The only reason why he told me what he had done was because the real estate firm he worked for had a baseball team and, me being quite athletic, he wanted to pass me off as a young new agent on the team. He had to; therefore, introduce me to his coworkers. Given that I was raised by my mother, who instilled in me to never accept lies and deceptions in my life, I’m sure that he could tell that there would be no point in trying to persuade me to not let it out that I am his first born son. Now he had some explaining to do to everyone he knew and lied to for so many years.
In case you missed it, his revelation to me means that he denied the existence of his own flesh and blood, his first born children, just to make himself look good to his real estate associates and the few friends he had who didn’t already know the truth. I don’t know if you, reading this, could ever deny the existence of any of your children that way but I know that I certainly could not, and I still don’t have children.
Additionally, it means that he was counting on his first two kids to stay way out in western Canada or anywhere distant for the rest of our lives, and never set foot in the same city as him again.

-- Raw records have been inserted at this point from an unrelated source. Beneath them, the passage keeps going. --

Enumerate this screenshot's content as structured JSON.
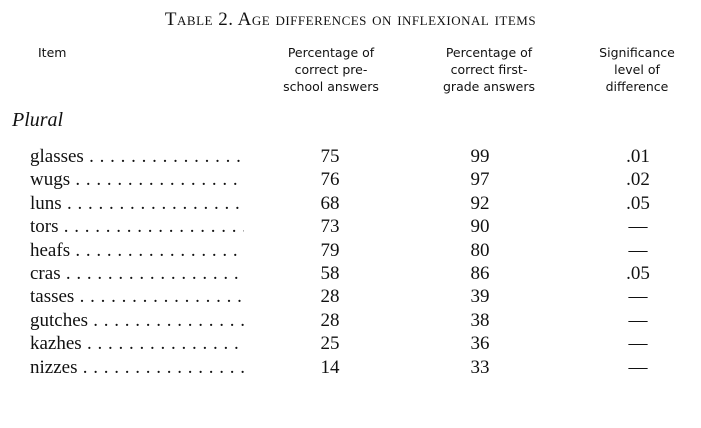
{
  "title": "Table 2. Age differences on inflexional items",
  "headers": {
    "item": "Item",
    "preschool": "Percentage of\ncorrect pre-\nschool answers",
    "first_grade": "Percentage of\ncorrect first-\ngrade answers",
    "significance": "Significance\nlevel of\ndifference"
  },
  "section": "Plural",
  "rows": [
    {
      "item": "glasses",
      "preschool": "75",
      "first_grade": "99",
      "significance": ".01"
    },
    {
      "item": "wugs",
      "preschool": "76",
      "first_grade": "97",
      "significance": ".02"
    },
    {
      "item": "luns",
      "preschool": "68",
      "first_grade": "92",
      "significance": ".05"
    },
    {
      "item": "tors",
      "preschool": "73",
      "first_grade": "90",
      "significance": "—"
    },
    {
      "item": "heafs",
      "preschool": "79",
      "first_grade": "80",
      "significance": "—"
    },
    {
      "item": "cras",
      "preschool": "58",
      "first_grade": "86",
      "significance": ".05"
    },
    {
      "item": "tasses",
      "preschool": "28",
      "first_grade": "39",
      "significance": "—"
    },
    {
      "item": "gutches",
      "preschool": "28",
      "first_grade": "38",
      "significance": "—"
    },
    {
      "item": "kazhes",
      "preschool": "25",
      "first_grade": "36",
      "significance": "—"
    },
    {
      "item": "nizzes",
      "preschool": "14",
      "first_grade": "33",
      "significance": "—"
    }
  ]
}
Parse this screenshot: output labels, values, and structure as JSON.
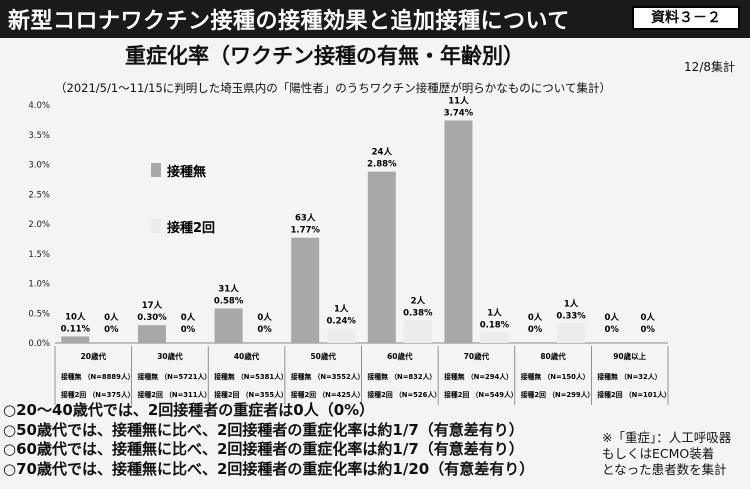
{
  "header": {
    "title": "新型コロナワクチン接種の接種効果と追加接種について",
    "doc_ref": "資料３－２"
  },
  "chart_header": {
    "subtitle": "重症化率（ワクチン接種の有無・年齢別）",
    "tally_date": "12/8集計",
    "scope": "（2021/5/1～11/15に判明した埼玉県内の「陽性者」のうちワクチン接種歴が明らかなものについて集計）"
  },
  "chart_data": {
    "type": "bar",
    "categories": [
      "20歳代",
      "30歳代",
      "40歳代",
      "50歳代",
      "60歳代",
      "70歳代",
      "80歳代",
      "90歳以上"
    ],
    "series": [
      {
        "name": "接種無",
        "color": "#a8a8a8",
        "values": [
          0.11,
          0.3,
          0.58,
          1.77,
          2.88,
          3.74,
          0,
          0
        ],
        "value_labels": [
          "0.11%",
          "0.30%",
          "0.58%",
          "1.77%",
          "2.88%",
          "3.74%",
          "0%",
          "0%"
        ],
        "count_labels": [
          "10人",
          "17人",
          "31人",
          "63人",
          "24人",
          "11人",
          "0人",
          "0人"
        ],
        "n_labels": [
          "接種無 （N=8889人）",
          "接種無 （N=5721人）",
          "接種無 （N=5381人）",
          "接種無 （N=3552人）",
          "接種無 （N=832人）",
          "接種無 （N=294人）",
          "接種無 （N=150人）",
          "接種無 （N=32人）"
        ]
      },
      {
        "name": "接種2回",
        "color": "#ececec",
        "values": [
          0,
          0,
          0,
          0.24,
          0.38,
          0.18,
          0.33,
          0
        ],
        "value_labels": [
          "0%",
          "0%",
          "0%",
          "0.24%",
          "0.38%",
          "0.18%",
          "0.33%",
          "0%"
        ],
        "count_labels": [
          "0人",
          "0人",
          "0人",
          "1人",
          "2人",
          "1人",
          "1人",
          "0人"
        ],
        "n_labels": [
          "接種2回 （N=375人）",
          "接種2回 （N=311人）",
          "接種2回 （N=355人）",
          "接種2回 （N=425人）",
          "接種2回 （N=526人）",
          "接種2回 （N=549人）",
          "接種2回 （N=299人）",
          "接種2回 （N=101人）"
        ]
      }
    ],
    "ylim": [
      0,
      4.0
    ],
    "yticks": [
      "0.0%",
      "0.5%",
      "1.0%",
      "1.5%",
      "2.0%",
      "2.5%",
      "3.0%",
      "3.5%",
      "4.0%"
    ],
    "ytick_values": [
      0,
      0.5,
      1.0,
      1.5,
      2.0,
      2.5,
      3.0,
      3.5,
      4.0
    ],
    "legend": [
      "接種無",
      "接種2回"
    ],
    "legend_position": "upper-left",
    "grid": false
  },
  "findings": [
    "○20～40歳代では、2回接種者の重症者は0人（0%）",
    "○50歳代では、接種無に比べ、2回接種者の重症化率は約1/7（有意差有り）",
    "○60歳代では、接種無に比べ、2回接種者の重症化率は約1/7（有意差有り）",
    "○70歳代では、接種無に比べ、2回接種者の重症化率は約1/20（有意差有り）"
  ],
  "footnote": [
    "※「重症」：人工呼吸器",
    "もしくはECMO装着",
    "となった患者数を集計"
  ]
}
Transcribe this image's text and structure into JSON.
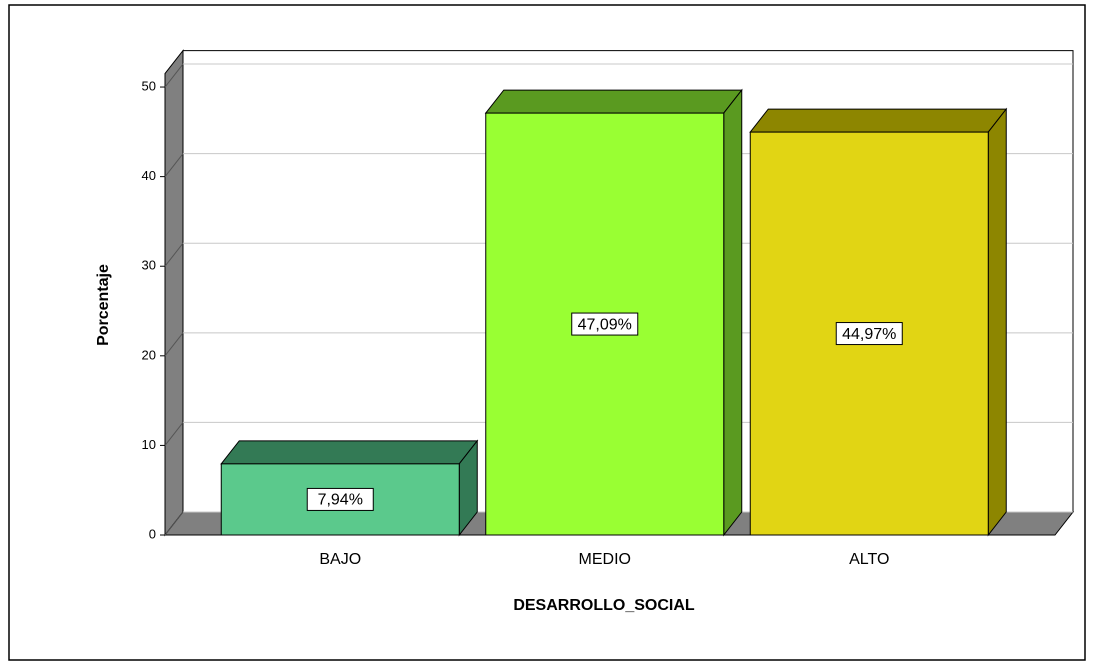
{
  "chart_data": {
    "type": "bar3d",
    "x_label": "DESARROLLO_SOCIAL",
    "y_label": "Porcentaje",
    "categories": [
      "BAJO",
      "MEDIO",
      "ALTO"
    ],
    "values": [
      7.94,
      47.09,
      44.97
    ],
    "value_labels": [
      "7,94%",
      "47,09%",
      "44,97%"
    ],
    "colors": [
      "#5bc98c",
      "#99ff33",
      "#e1d514"
    ],
    "side_colors": [
      "#337a55",
      "#5a9a20",
      "#8d8600"
    ],
    "ylim": [
      0,
      51.5
    ],
    "yticks": [
      0,
      10,
      20,
      30,
      40,
      50
    ],
    "grid": true
  }
}
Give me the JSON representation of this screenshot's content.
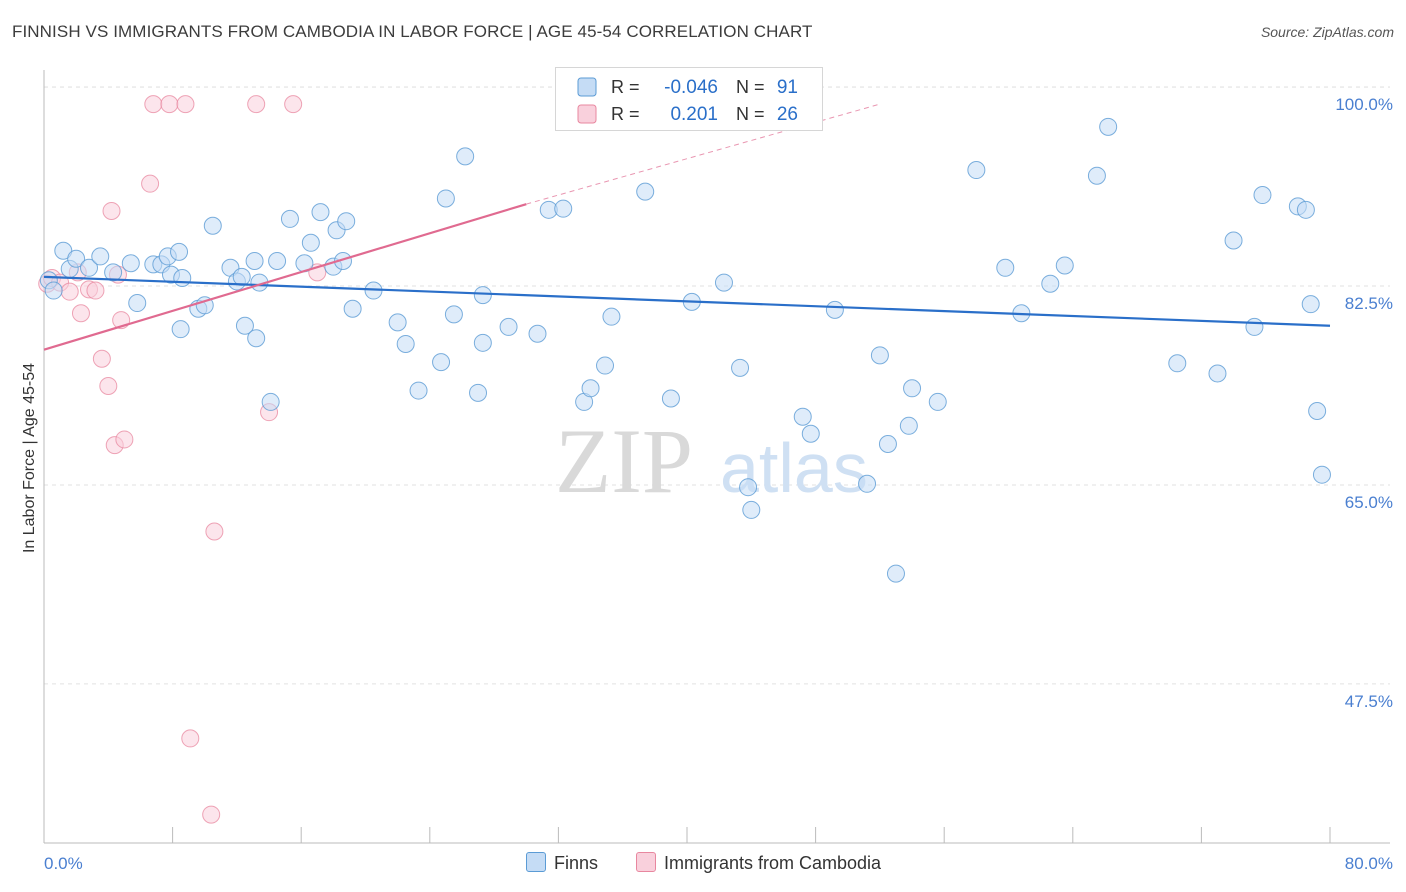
{
  "title": "FINNISH VS IMMIGRANTS FROM CAMBODIA IN LABOR FORCE | AGE 45-54 CORRELATION CHART",
  "source": "Source: ZipAtlas.com",
  "watermark": {
    "zip": "ZIP",
    "atlas": "atlas"
  },
  "legend_stats": [
    {
      "r_label": "R =",
      "r_value": "-0.046",
      "n_label": "N =",
      "n_value": "91"
    },
    {
      "r_label": "R =",
      "r_value": "0.201",
      "n_label": "N =",
      "n_value": "26"
    }
  ],
  "colors": {
    "finns": "#5b9bd5",
    "finns_fill": "#c5dcf5",
    "finns_line": "#2a6fc9",
    "cambodia": "#e8879f",
    "cambodia_fill": "#f9d0dc",
    "cambodia_line": "#e06a90",
    "tick_label": "#4a7fd0"
  },
  "chart_data": {
    "type": "scatter",
    "xlabel": "",
    "ylabel": "In Labor Force | Age 45-54",
    "xlim": [
      0,
      80
    ],
    "ylim": [
      35,
      103
    ],
    "x_tick_labels": [
      "0.0%",
      "80.0%"
    ],
    "y_ticks": [
      47.5,
      65.0,
      82.5,
      100.0
    ],
    "y_tick_labels": [
      "47.5%",
      "65.0%",
      "82.5%",
      "100.0%"
    ],
    "grid": "horizontal dashed",
    "legend": "bottom-center",
    "series": [
      {
        "name": "Finns",
        "trend": {
          "x0": 0,
          "y0": 84.8,
          "x1": 80,
          "y1": 80.5
        },
        "points": [
          [
            0.3,
            84.5
          ],
          [
            0.6,
            83.6
          ],
          [
            1.2,
            87.1
          ],
          [
            1.6,
            85.5
          ],
          [
            2.0,
            86.4
          ],
          [
            2.8,
            85.6
          ],
          [
            3.5,
            86.6
          ],
          [
            4.3,
            85.2
          ],
          [
            5.4,
            86.0
          ],
          [
            5.8,
            82.5
          ],
          [
            6.8,
            85.9
          ],
          [
            7.3,
            85.9
          ],
          [
            7.7,
            86.6
          ],
          [
            7.9,
            85.0
          ],
          [
            8.4,
            87.0
          ],
          [
            8.5,
            80.2
          ],
          [
            8.6,
            84.7
          ],
          [
            9.6,
            82.0
          ],
          [
            10.0,
            82.3
          ],
          [
            10.5,
            89.3
          ],
          [
            11.6,
            85.6
          ],
          [
            12.0,
            84.4
          ],
          [
            12.3,
            84.8
          ],
          [
            12.5,
            80.5
          ],
          [
            13.1,
            86.2
          ],
          [
            13.2,
            79.4
          ],
          [
            13.4,
            84.3
          ],
          [
            14.1,
            73.8
          ],
          [
            14.5,
            86.2
          ],
          [
            15.3,
            89.9
          ],
          [
            16.2,
            86.0
          ],
          [
            16.6,
            87.8
          ],
          [
            17.2,
            90.5
          ],
          [
            18.0,
            85.7
          ],
          [
            18.2,
            88.9
          ],
          [
            18.6,
            86.2
          ],
          [
            18.8,
            89.7
          ],
          [
            19.2,
            82.0
          ],
          [
            20.5,
            83.6
          ],
          [
            22.0,
            80.8
          ],
          [
            22.5,
            78.9
          ],
          [
            23.3,
            74.8
          ],
          [
            24.7,
            77.3
          ],
          [
            25.0,
            91.7
          ],
          [
            25.5,
            81.5
          ],
          [
            26.2,
            95.4
          ],
          [
            27.0,
            74.6
          ],
          [
            27.3,
            79.0
          ],
          [
            27.3,
            83.2
          ],
          [
            28.9,
            80.4
          ],
          [
            30.7,
            79.8
          ],
          [
            31.4,
            90.7
          ],
          [
            32.3,
            90.8
          ],
          [
            33.6,
            73.8
          ],
          [
            34.0,
            75.0
          ],
          [
            34.9,
            77.0
          ],
          [
            35.3,
            81.3
          ],
          [
            37.4,
            92.3
          ],
          [
            39.0,
            74.1
          ],
          [
            40.3,
            82.6
          ],
          [
            42.3,
            84.3
          ],
          [
            43.3,
            76.8
          ],
          [
            43.8,
            66.3
          ],
          [
            44.0,
            64.3
          ],
          [
            47.2,
            72.5
          ],
          [
            47.7,
            71.0
          ],
          [
            49.2,
            81.9
          ],
          [
            51.2,
            66.6
          ],
          [
            52.0,
            77.9
          ],
          [
            52.5,
            70.1
          ],
          [
            53.0,
            58.7
          ],
          [
            53.8,
            71.7
          ],
          [
            54.0,
            75.0
          ],
          [
            55.6,
            73.8
          ],
          [
            58.0,
            94.2
          ],
          [
            59.8,
            85.6
          ],
          [
            60.8,
            81.6
          ],
          [
            62.6,
            84.2
          ],
          [
            63.5,
            85.8
          ],
          [
            65.5,
            93.7
          ],
          [
            66.2,
            98.0
          ],
          [
            70.5,
            77.2
          ],
          [
            73.0,
            76.3
          ],
          [
            74.0,
            88.0
          ],
          [
            75.3,
            80.4
          ],
          [
            75.8,
            92.0
          ],
          [
            78.0,
            91.0
          ],
          [
            78.5,
            90.7
          ],
          [
            78.8,
            82.4
          ],
          [
            79.2,
            73.0
          ],
          [
            79.5,
            67.4
          ]
        ]
      },
      {
        "name": "Immigrants from Cambodia",
        "trend": {
          "x0": 0,
          "y0": 78.4,
          "x1": 30,
          "y1": 91.2
        },
        "trend_extension": {
          "x0": 30,
          "y0": 91.2,
          "x1": 52,
          "y1": 100.0
        },
        "points": [
          [
            0.2,
            84.2
          ],
          [
            0.5,
            84.7
          ],
          [
            1.0,
            84.3
          ],
          [
            1.6,
            83.5
          ],
          [
            2.1,
            85.2
          ],
          [
            2.3,
            81.6
          ],
          [
            2.8,
            83.7
          ],
          [
            3.2,
            83.6
          ],
          [
            3.6,
            77.6
          ],
          [
            4.0,
            75.2
          ],
          [
            4.2,
            90.6
          ],
          [
            4.4,
            70.0
          ],
          [
            4.6,
            85.0
          ],
          [
            4.8,
            81.0
          ],
          [
            5.0,
            70.5
          ],
          [
            6.6,
            93.0
          ],
          [
            6.8,
            100.0
          ],
          [
            7.8,
            100.0
          ],
          [
            8.8,
            100.0
          ],
          [
            9.1,
            44.2
          ],
          [
            10.4,
            37.5
          ],
          [
            10.6,
            62.4
          ],
          [
            13.2,
            100.0
          ],
          [
            14.0,
            72.9
          ],
          [
            15.5,
            100.0
          ],
          [
            17.0,
            85.2
          ]
        ]
      }
    ]
  },
  "bottom_legend": [
    {
      "label": "Finns"
    },
    {
      "label": "Immigrants from Cambodia"
    }
  ]
}
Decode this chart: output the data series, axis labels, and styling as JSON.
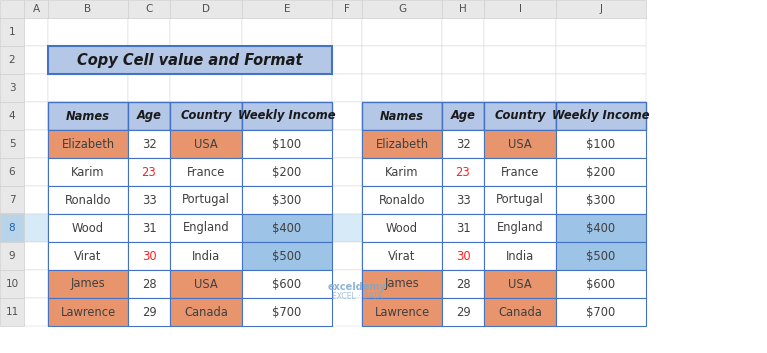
{
  "title": "Copy Cell value and Format",
  "col_headers": [
    "Names",
    "Age",
    "Country",
    "Weekly Income"
  ],
  "rows": [
    {
      "name": "Elizabeth",
      "age": "32",
      "country": "USA",
      "income": "$100"
    },
    {
      "name": "Karim",
      "age": "23",
      "country": "France",
      "income": "$200"
    },
    {
      "name": "Ronaldo",
      "age": "33",
      "country": "Portugal",
      "income": "$300"
    },
    {
      "name": "Wood",
      "age": "31",
      "country": "England",
      "income": "$400"
    },
    {
      "name": "Virat",
      "age": "30",
      "country": "India",
      "income": "$500"
    },
    {
      "name": "James",
      "age": "28",
      "country": "USA",
      "income": "$600"
    },
    {
      "name": "Lawrence",
      "age": "29",
      "country": "Canada",
      "income": "$700"
    }
  ],
  "cell_colors_left": [
    [
      "#e8956d",
      "#ffffff",
      "#e8956d",
      "#ffffff"
    ],
    [
      "#ffffff",
      "#ffffff",
      "#ffffff",
      "#ffffff"
    ],
    [
      "#ffffff",
      "#ffffff",
      "#ffffff",
      "#ffffff"
    ],
    [
      "#ffffff",
      "#ffffff",
      "#ffffff",
      "#9dc3e6"
    ],
    [
      "#ffffff",
      "#ffffff",
      "#ffffff",
      "#9dc3e6"
    ],
    [
      "#e8956d",
      "#ffffff",
      "#e8956d",
      "#ffffff"
    ],
    [
      "#e8956d",
      "#ffffff",
      "#e8956d",
      "#ffffff"
    ]
  ],
  "cell_colors_right": [
    [
      "#e8956d",
      "#ffffff",
      "#e8956d",
      "#ffffff"
    ],
    [
      "#ffffff",
      "#ffffff",
      "#ffffff",
      "#ffffff"
    ],
    [
      "#ffffff",
      "#ffffff",
      "#ffffff",
      "#ffffff"
    ],
    [
      "#ffffff",
      "#ffffff",
      "#ffffff",
      "#9dc3e6"
    ],
    [
      "#ffffff",
      "#ffffff",
      "#ffffff",
      "#9dc3e6"
    ],
    [
      "#e8956d",
      "#ffffff",
      "#e8956d",
      "#ffffff"
    ],
    [
      "#e8956d",
      "#ffffff",
      "#e8956d",
      "#ffffff"
    ]
  ],
  "age_red_rows": [
    1,
    4
  ],
  "red_text": "#ff2020",
  "dark_text": "#404040",
  "header_bg": "#b4c7e7",
  "header_border": "#4472c4",
  "title_bg": "#b4c7e7",
  "title_border": "#4472c4",
  "excel_col_hdr_bg": "#e8e8e8",
  "excel_row_hdr_bg": "#e8e8e8",
  "excel_row8_bg": "#d6eaf8",
  "excel_row8_num_bg": "#b8d4ea",
  "grid_line": "#d0d0d0",
  "white": "#ffffff",
  "table_border": "#4472c4",
  "col_letters": [
    "A",
    "B",
    "C",
    "D",
    "E",
    "F",
    "G",
    "H",
    "I",
    "J"
  ],
  "n_excel_rows": 11
}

We were a hindrance that he was so happy to be rid of until I decided to come back to Ontario to go to school.
Here’s the twist to it all, although I’ve never known my father for not much more than his bad traits, I always imagined that he would disown me to further himself. So, it really came as no surprise when he did. I think that actually helped me to forgive him for it quickly. Forgive but never forget. I still have deep seated trust issues, especially where he’s concerned. Also, I can honestly say that although I don’t hate him, I also do not love him either. He is a stranger to me, and I can’t swallow the “blood is thicker than water” adage at all.
I didn’t ask to be born, and you can’t pick your parents. This is my life, nevertheless. It is what it is, so I don’t let the bad aspects stop me from living a healthy, positive, productive and most of all loving life. Let me also point out the crucial fact that there are many others who have had far, far worse fathers than me. By comparison, I really haven’t got a problem. So I count myself quite fortunate.
Where love is concerned, I eventually found a woman; Kim, to share every aspect of my life with, and made sure that before we got too deeply involved with each other, she would be satisfied with never having children. We courted for seven and-a-half years before marrying, and we’ve been married for the past 14. As I write this I am now 43, never cheated on her and have never regretted not having children.
I didn’t write out my thoughts on this matter as an attempt to embarrass my father. I don’t feel that’s right; hence my long-held reluctance to do so, and I know that this can easily appear to have been done out of malice. The point of writing this is because I grew up hearing regurgitated statistics that always indicated that boys who come from abusive men or absentee fathers have a high probability of repeating the same behaviour in their adulthood. Mum also frequently threatened me with Bible scripture on how the “Sins of the falther will be visited upon the third and fourth generations.” She also made many references to the song “Cat’s in the Cradle”.
Notwithstanding all of the aforementioned, I am extremely proud that I haven’t repeated the most sensitive and damaging habits and mistakes of my father and I want to openly rejoice in that for once. It doesn’t make me an angel but indeed a better man in spite of everything. That’s the point.